Dear Alma, Should I have ignored her infidelity for the sake of my career?

Dear Alma, Should I have ignored her infidelity for the sake of my career?

Opera

norman lebrecht

February 01, 2024

Dear Alma,

I used to be half of an opera golden couple in my country. Then I came home unexpectedly and found my beautiful wife in bed with another cast member.

We split up.

She is still an opera star. I am somewhere in the middle.

I got over the rage a long time back. I don’t grudge her the success she has earned.

What bugs me now is whether I over-reacted. Lots of opera folk have affairs. Should I have just turned a blind eye to infidelity and carried on as a golden partner for the sake of my (now fading) career? What do you reckon, Alma?

Opera cuckold

Dear Opera cuckold,

Regret. Damn the regret. In classical music, it feels like a never-ending torrent. All those sparkly careers, the shiny eyes, gleaming white teeth, and clever retorts. And us, just normal us, making a sandwich in the kitchen, taking the tube, feeding the goldfish.

Listen, Opera cuckold. No matter what, the decision you made at the time was right. Your gut told you the answer. They say that the average human regrets approximately 30% of the decisions they make, every day. And I bet your former partner goes over that moment just as much as you do.

There are two main types of regret. One is of an action done, which can be quite painful, but ultimately helps you to learn from the experience and move on. This is the type of regret you are experiencing. The other regret is of an action not done. This would have been if you had just carried on. This type of regret is much deeper, leads to depression and a feeling of being stuck. This is what you would have felt if you had just ignored the liaison in favor of a career. And I, for one, am glad you took the first path.

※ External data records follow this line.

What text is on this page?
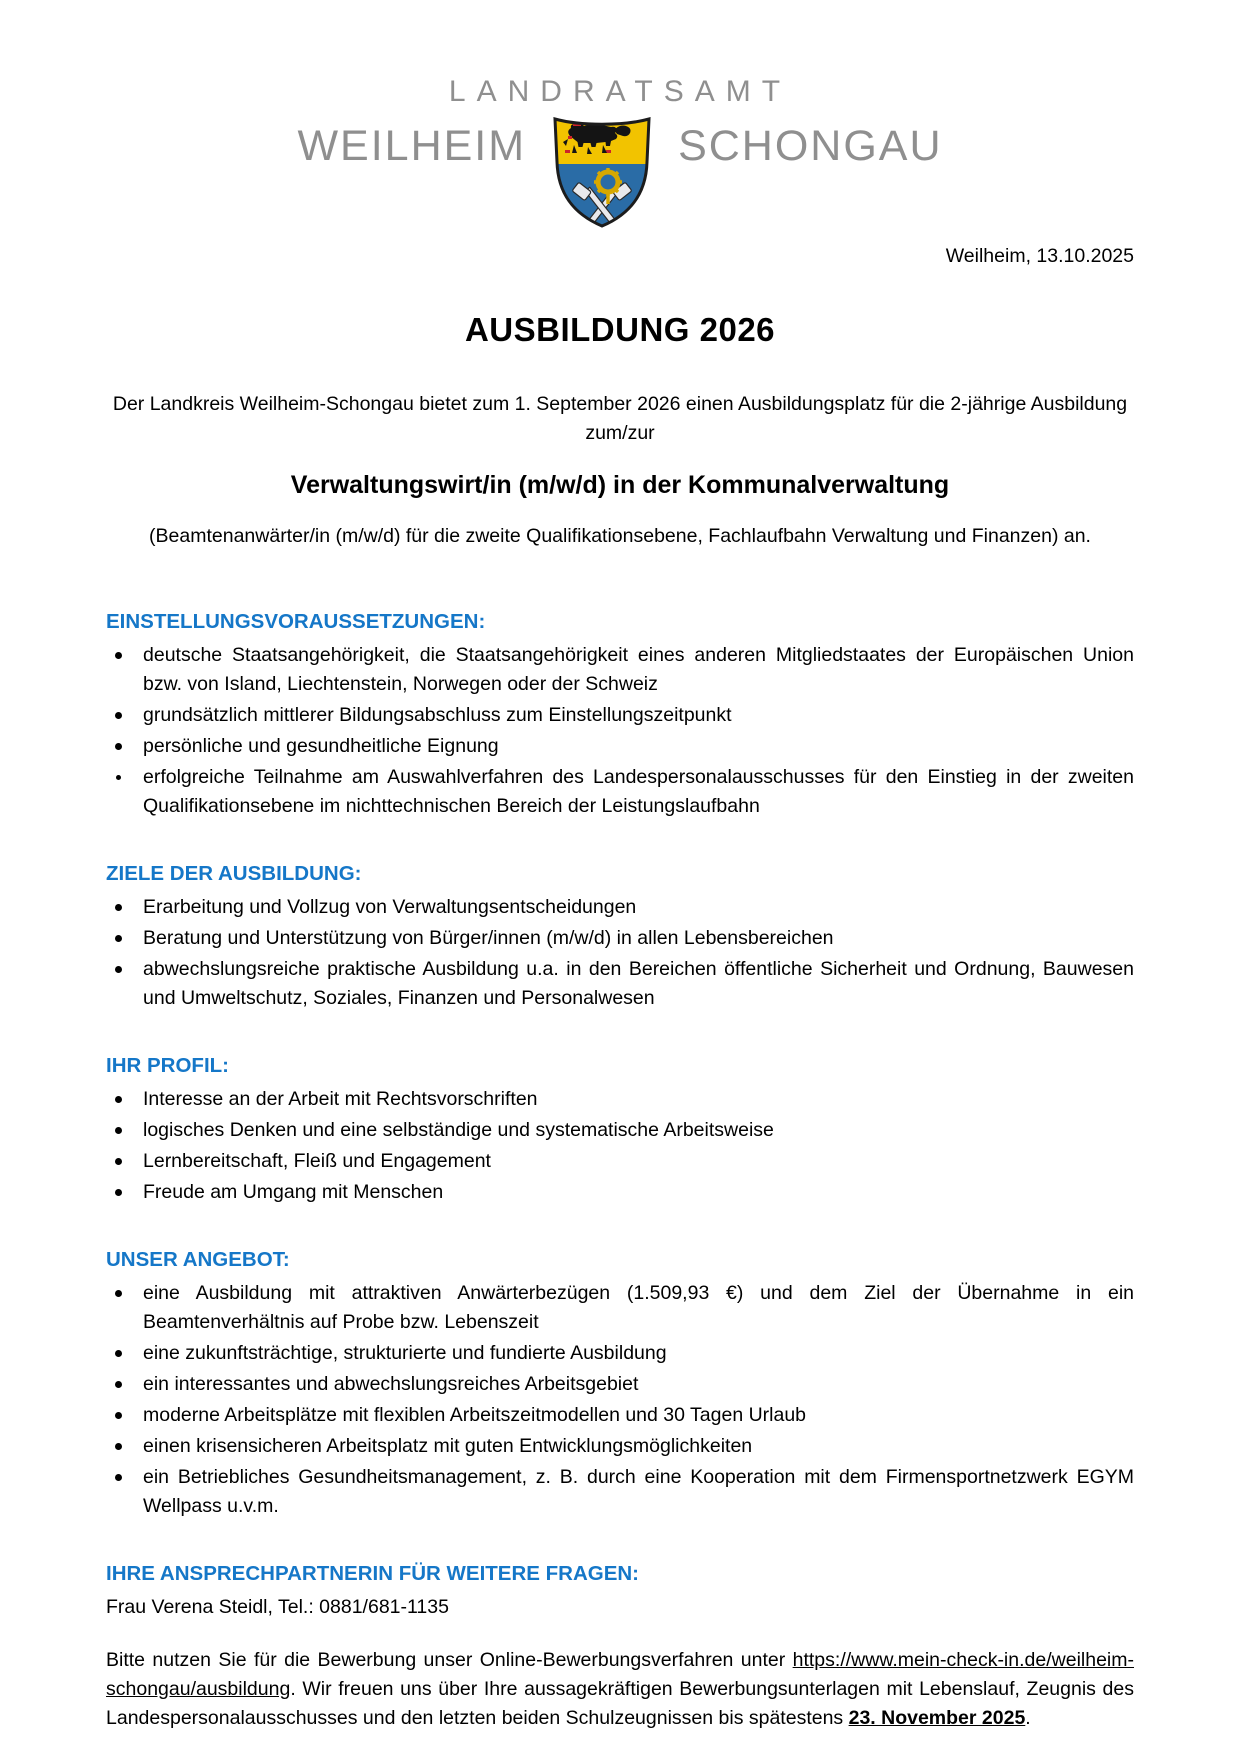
LANDRATSAMT
WEILHEIM	SCHONGAU
Weilheim, 13.10.2025
AUSBILDUNG 2026

Der Landkreis Weilheim-Schongau bietet zum 1. September 2026 einen Ausbildungsplatz für die 2-jährige Ausbildung zum/zur

Verwaltungswirt/in (m/w/d) in der Kommunalverwaltung

(Beamtenanwärter/in (m/w/d) für die zweite Qualifikationsebene, Fachlaufbahn Verwaltung und Finanzen) an.

EINSTELLUNGSVORAUSSETZUNGEN:
deutsche Staatsangehörigkeit, die Staatsangehörigkeit eines anderen Mitgliedstaates der Europäischen Union bzw. von Island, Liechtenstein, Norwegen oder der Schweiz
grundsätzlich mittlerer Bildungsabschluss zum Einstellungszeitpunkt
persönliche und gesundheitliche Eignung
erfolgreiche Teilnahme am Auswahlverfahren des Landespersonalausschusses für den Einstieg in der zweiten Qualifikationsebene im nichttechnischen Bereich der Leistungslaufbahn
ZIELE DER AUSBILDUNG:
Erarbeitung und Vollzug von Verwaltungsentscheidungen
Beratung und Unterstützung von Bürger/innen (m/w/d) in allen Lebensbereichen
abwechslungsreiche praktische Ausbildung u.a. in den Bereichen öffentliche Sicherheit und Ordnung, Bauwesen und Umweltschutz, Soziales, Finanzen und Personalwesen
IHR PROFIL:
Interesse an der Arbeit mit Rechtsvorschriften
logisches Denken und eine selbständige und systematische Arbeitsweise
Lernbereitschaft, Fleiß und Engagement
Freude am Umgang mit Menschen
UNSER ANGEBOT:
eine Ausbildung mit attraktiven Anwärterbezügen (1.509,93 €) und dem Ziel der Übernahme in ein Beamtenverhältnis auf Probe bzw. Lebenszeit
eine zukunftsträchtige, strukturierte und fundierte Ausbildung
ein interessantes und abwechslungsreiches Arbeitsgebiet
moderne Arbeitsplätze mit flexiblen Arbeitszeitmodellen und 30 Tagen Urlaub
einen krisensicheren Arbeitsplatz mit guten Entwicklungsmöglichkeiten
ein Betriebliches Gesundheitsmanagement, z. B. durch eine Kooperation mit dem Firmensportnetzwerk EGYM Wellpass u.v.m.
IHRE ANSPRECHPARTNERIN FÜR WEITERE FRAGEN:

Frau Verena Steidl, Tel.: 0881/681-1135

Bitte nutzen Sie für die Bewerbung unser Online-Bewerbungsverfahren unter https://www.mein-check-in.de/weilheim-schongau/ausbildung. Wir freuen uns über Ihre aussagekräftigen Bewerbungsunterlagen mit Lebenslauf, Zeugnis des Landespersonalausschusses und den letzten beiden Schulzeugnissen bis spätestens 23. November 2025.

There is nothing wrong with exploring your feelings of regret, either alone or with another person. In fact, it would probably do you a lot of good to think about what your life could have been like if, instead of giving your partner the boot, you just shrugged it off and kept your eye on the prize, a nice busy career. But would it have been nice? Once pushed over, you would probably encounter this exact scenario time and again, and might be writing to Alma to ask why your heart was such a dark, rotten mess. Why you sold your soul for the bright lights.

Questions for Alma? Please put them in the comments section or send to DearAlmaQuery@gmail.com

pictured: Lulu in Dresden, 2015

Comments

  • Musicman says:

    You should have not slept your way to a career in the first place! Had you actually earned it, it wouldn’t have faded after the divorce!

  • tp says:

    Why is this dear alma stuff here on this site.

    Such shallow advice based on what?

    alma wrote:
    “No matter what, the decision you made at the time was right.”
    “And I bet your former partner goes over that moment just as much as you do.”

    How would even know this?

    • Tissue Paper says:

      Dear Toilet Paper,
      Why are you reading it then?
      You write “how would you even know this” when Alma says “I bet”. She is not saying she knows. She is supposing something based off the cycle of human regret.
      Read something else. Don’t bomb the comments with your negativity.

    • Harriet says:

      Judging by how many times Dear Alma is listed as a “top read” item as well as the number listed of thumbs on your comment, people enjoy reading the advice. Which is solid. TP – maybe you should ask Alma for some advice about your pent-up frustrations.

    • Nick2 says:

      I have asked the same question at least twice. The thing is: I can’t imagine people actually writing such personal details, some of which are so utterly childish! What have they to do with classical music?

      As for the present “letter” (if such it actually was – which I doubt), I had a dear conductor friend who found himself in precisely that situation. Married to a glamorous opera singer, she was performing in a new production of an opera in Europe while he was conducting in the USA. Every time she called, she told him how lonely she was and how much she missed him. He decided to fly over and surprise her. She then surprised him for he literally found his wife in bed with another man. No doubt words were said and divorce soon followed. The careers of neither suffered and both continued to flourish in their chosen fields. Both remarried a few years later!

  • Eric Wright says:

    These made-up “Alma” scenarios say way more about the author’s own hang-ups and past experiences than anything else.

  • Markus says:

    So many wives deal with husbands and their repeated infidelities. It’s refreshing to hear the genders swapped for once.

  • puhleeze says:

    Heh….i wonder whether the members of the “golden opera couple” ever paused to notice the proportion of their repertory that turns on the question of whether the leading lady has been in bed with, or might wish to be in bed with, the wrong guy. It’s a known risk of romantic attachment. Some partners “turn a blind eye,” other get a divorce, others get therapy, others become violent, others arrange for their own side action. Still others write to Dear Alma.